I do have some dubious journalism experience, though it's nothing like the glittering and idealized world I describe in the Olympus Inc. series. Totally unqualified, I once worked as a community newspaper editor/journalist in Melbourne. It was an economic recession, and I was happy to be working, even in what were obviously underpaid and extremely suspicious circumstances. If you're being paid via a weekly envelope of crisp twenties, best believe that your employer isn't taking his tax obligations particularly seriously.

I quit a few months later, because the whole thing was clearly falling apart, but I went to a lot of events and met some interesting people. I even got almost all the way through most of an interview with Liam Finn without embarrassing myself. Then I chirped "Bye, Neil!" and DIED INSIDE.
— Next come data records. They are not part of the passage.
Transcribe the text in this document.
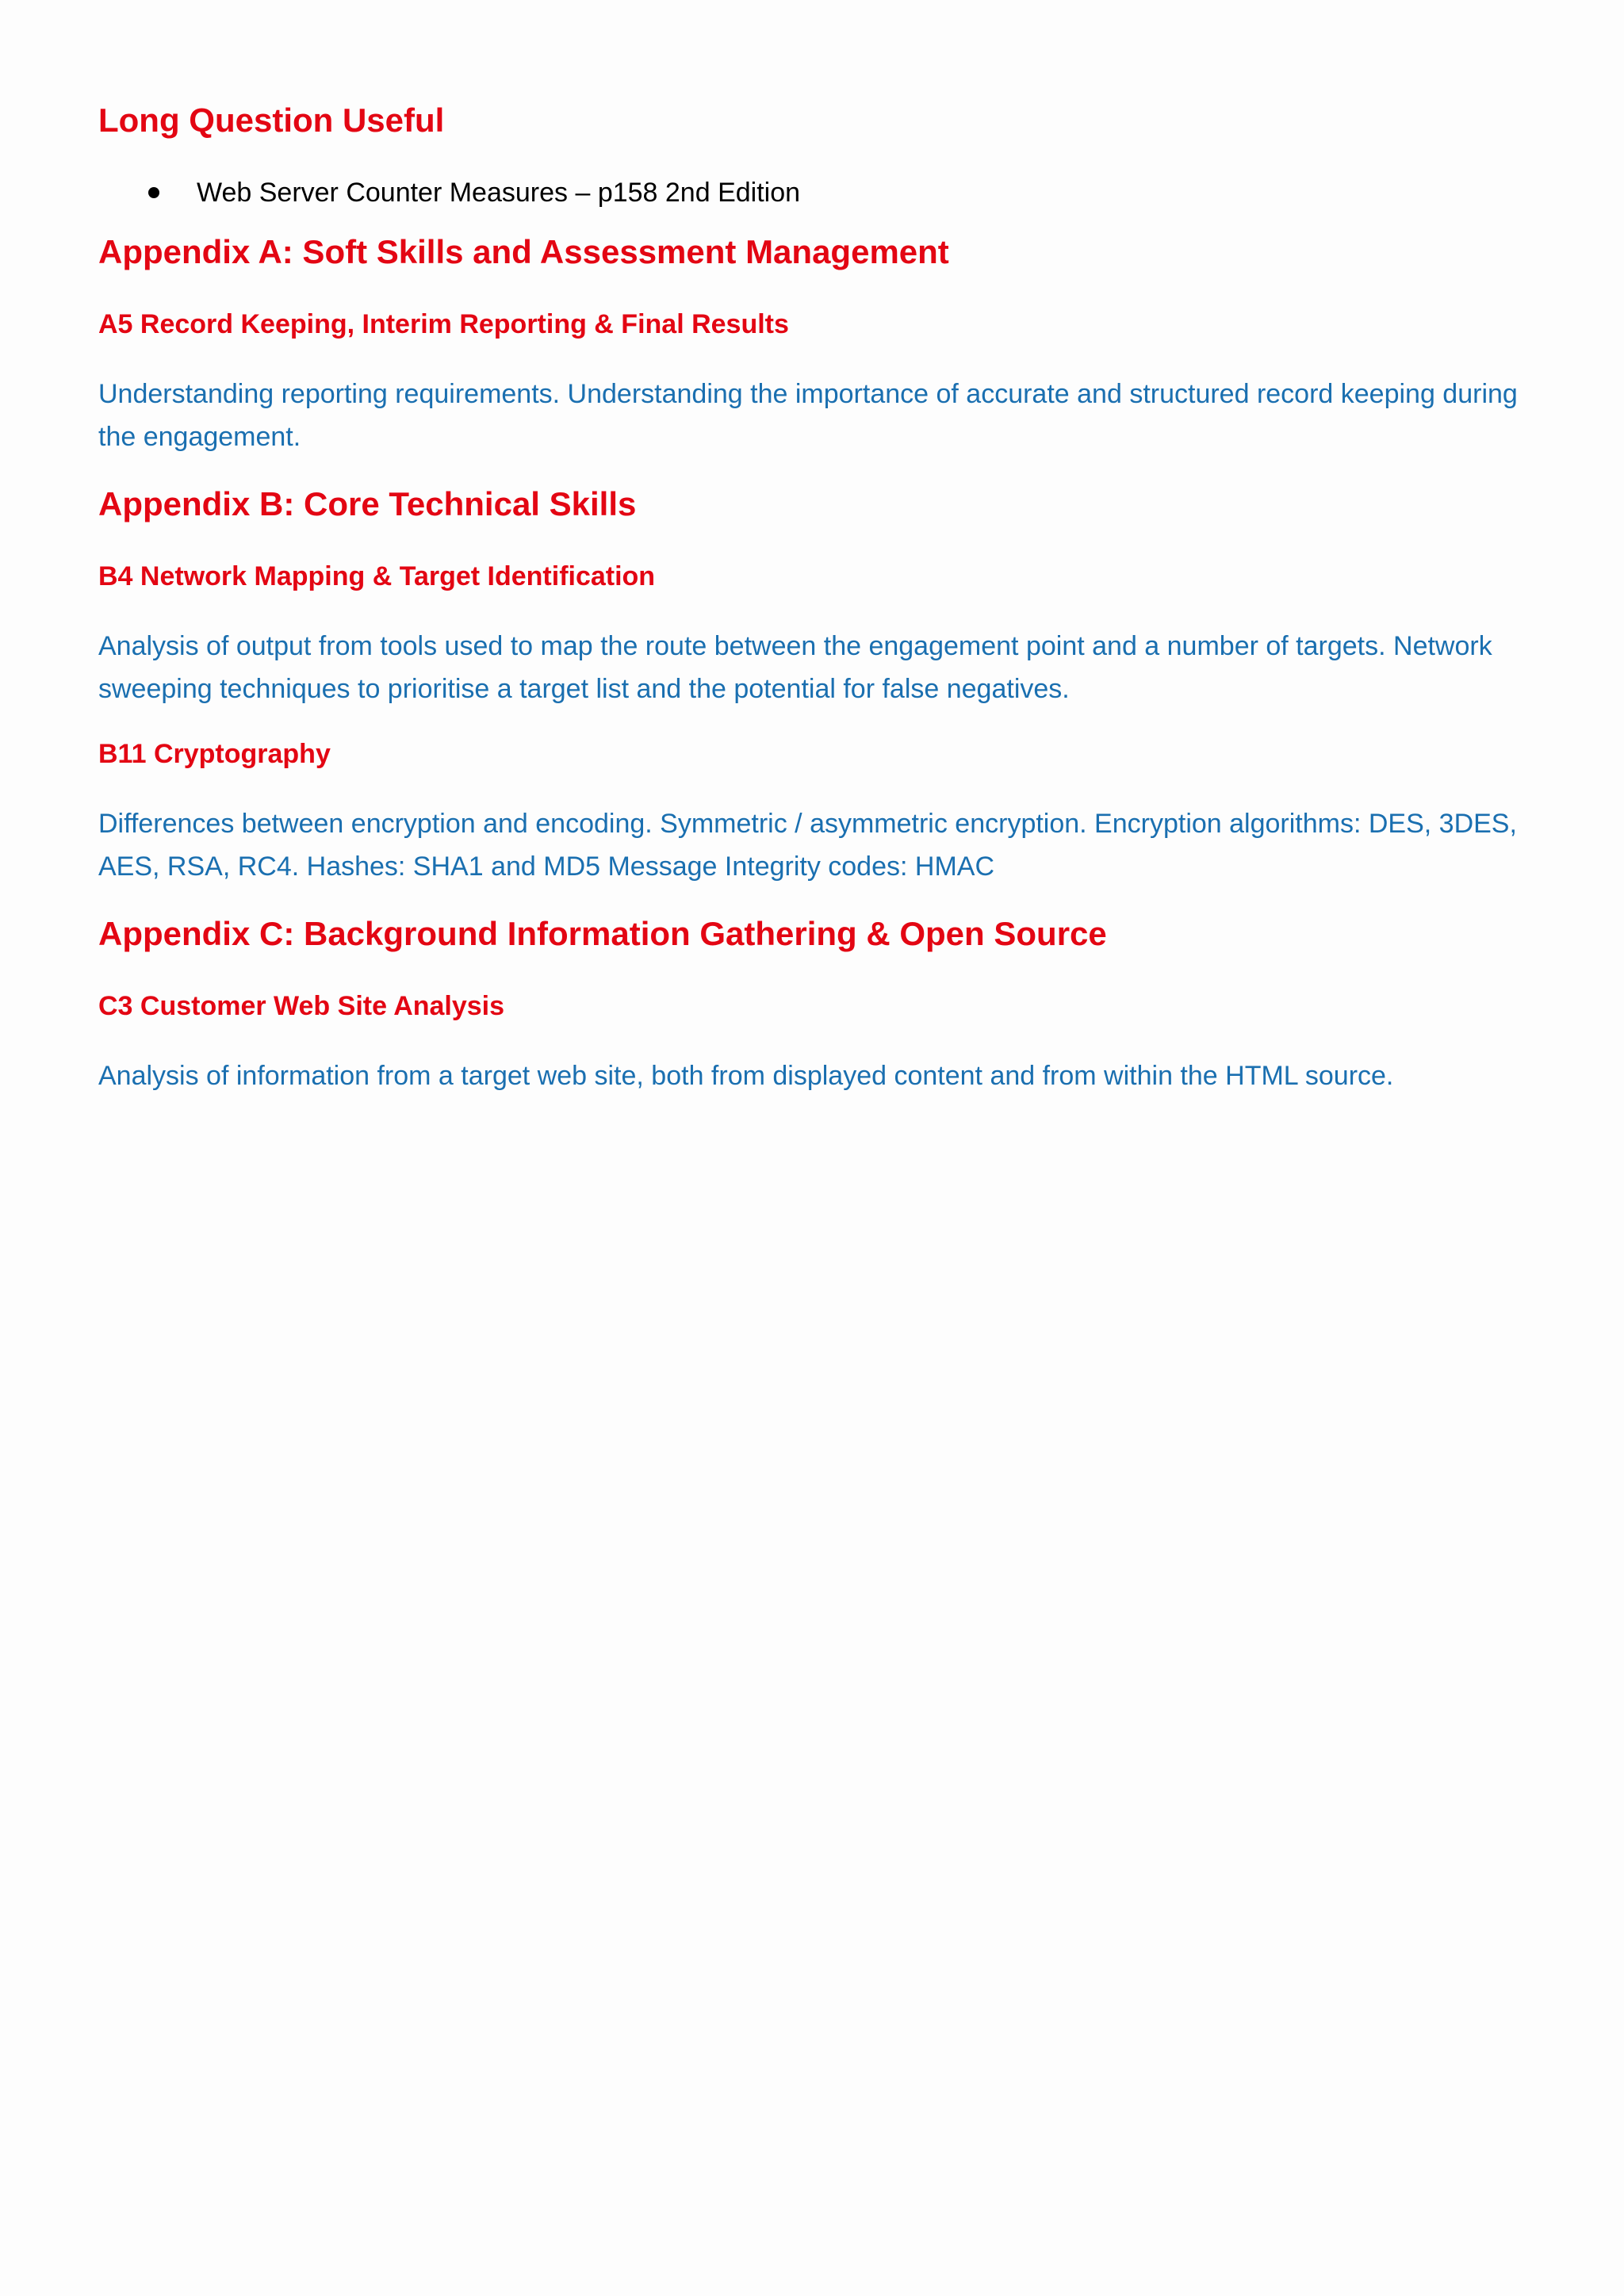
Long Question Useful
Web Server Counter Measures – p158 2nd Edition
Appendix A: Soft Skills and Assessment Management
A5 Record Keeping, Interim Reporting & Final Results

Understanding reporting requirements. Understanding the importance of accurate and structured record keeping during the engagement.

Appendix B: Core Technical Skills
B4 Network Mapping & Target Identification

Analysis of output from tools used to map the route between the engagement point and a number of targets. Network sweeping techniques to prioritise a target list and the potential for false negatives.

B11 Cryptography

Differences between encryption and encoding. Symmetric / asymmetric encryption. Encryption algorithms: DES, 3DES, AES, RSA, RC4. Hashes: SHA1 and MD5 Message Integrity codes: HMAC

Appendix C: Background Information Gathering & Open Source
C3 Customer Web Site Analysis

Analysis of information from a target web site, both from displayed content and from within the HTML source.
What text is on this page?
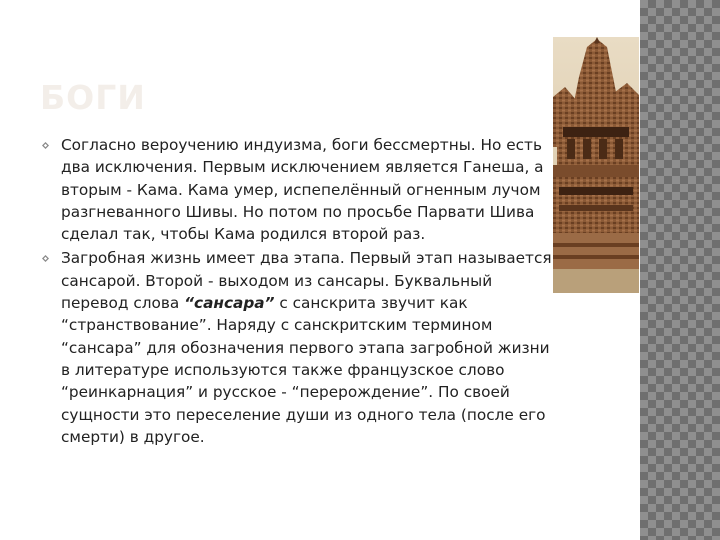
БОГИ
Согласно вероучению индуизма, боги бессмертны. Но есть два исключения. Первым исключением является Ганеша, а вторым - Кама. Кама умер, испепелённый огненным лучом разгневанного Шивы. Но потом по просьбе Парвати Шива сделал так, чтобы Кама родился второй раз.
Загробная жизнь имеет два этапа. Первый этап называется сансарой. Второй - выходом из сансары. Буквальный перевод слова “сансара” с санскрита звучит как “странствование”. Наряду с санскритским термином “сансара” для обозначения первого этапа загробной жизни в литературе используются также французское слово “реинкарнация” и русское - “перерождение”. По своей сущности это переселение души из одного тела (после его смерти) в другое.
But I don't have experience with wedding writing, the kind done so well by the likes of Vogue's Alexandra Macon. And professional wedding writing is the job of my next protagonist, Laodice Troiades of Love, Laodice (sequel to the out now Ask Cassandra!)

Despite a few romantic setbacks, Laodice really believes in love. Recording a (hopefully) wonderful day for Olympus Publishing's prestigious wedding titles is her life's work and her truest passion.

Of course, the people who qualify for such stories tend to be people of interest in other ways - they're famous, or especially talented, or spectacularly wealthy, and their weddings tend to be Events with a capital E. I've been to a lot of weddings, but never one that might make the society pages. I don't have any first-hand experience with wedding journalism, and I'm not likely to get it.

So a couple of weeks ago, I went undercover at a wedding expo as a putative bride-to-be. I wanted to see what the wedding landscape looked like now, and what kind of elements Laodice would find familiar. And also, I thought it would be very funny.

I've never heard of anyone going to one of those things alone, so I roped in a friend ("should I take off my wedding ring?" she asked) and we blended into the huge and lady-centric crowd. We made a game out of spotting the occasional overwhelmed groom, sampled cake, got polaroids taken at a well-stocked instant photobooth and asked vendors questions about bouquet preservation and table settings.

"Are you getting married?" one vendor asked me.

"I'm thinking about eloping," I said, not quite untruthfully. The crowd was getting to me. My imaginary partner and I would like a small ceremony, I decided.

"These dresses are great for elopements! You can wear them again afterwards!"

They were very pretty dresses, in bias-cut satin, but I felt guilty for taking the vendor's time when there were people who might actually buy them, murmured something about my mother probably wanting to make the dress, and drifted away. Meanwhile, my companion was earnestly telling someone who hired out a candy floss machine that actually she was having a backyard wedding.

We gathered up the skeins of our tangled webs and decamped. It had been funny, in a "how much?" kind of way. I had complex, unsettled feelings about femininity and capitalism and the emotional labour invested in ephemeral events, but I mostly just really wanted everyone who wasn't undercover to have the wedding of their own dreams.

And that gave me a much stronger grip on Laodice. I'm having a lot of fun writing this woman, who very much believes in love, and I wish everyone at that wedding expo as happy an ending as I'm able to give her.

Also, get the raspberry and red velvet cake. It was really good.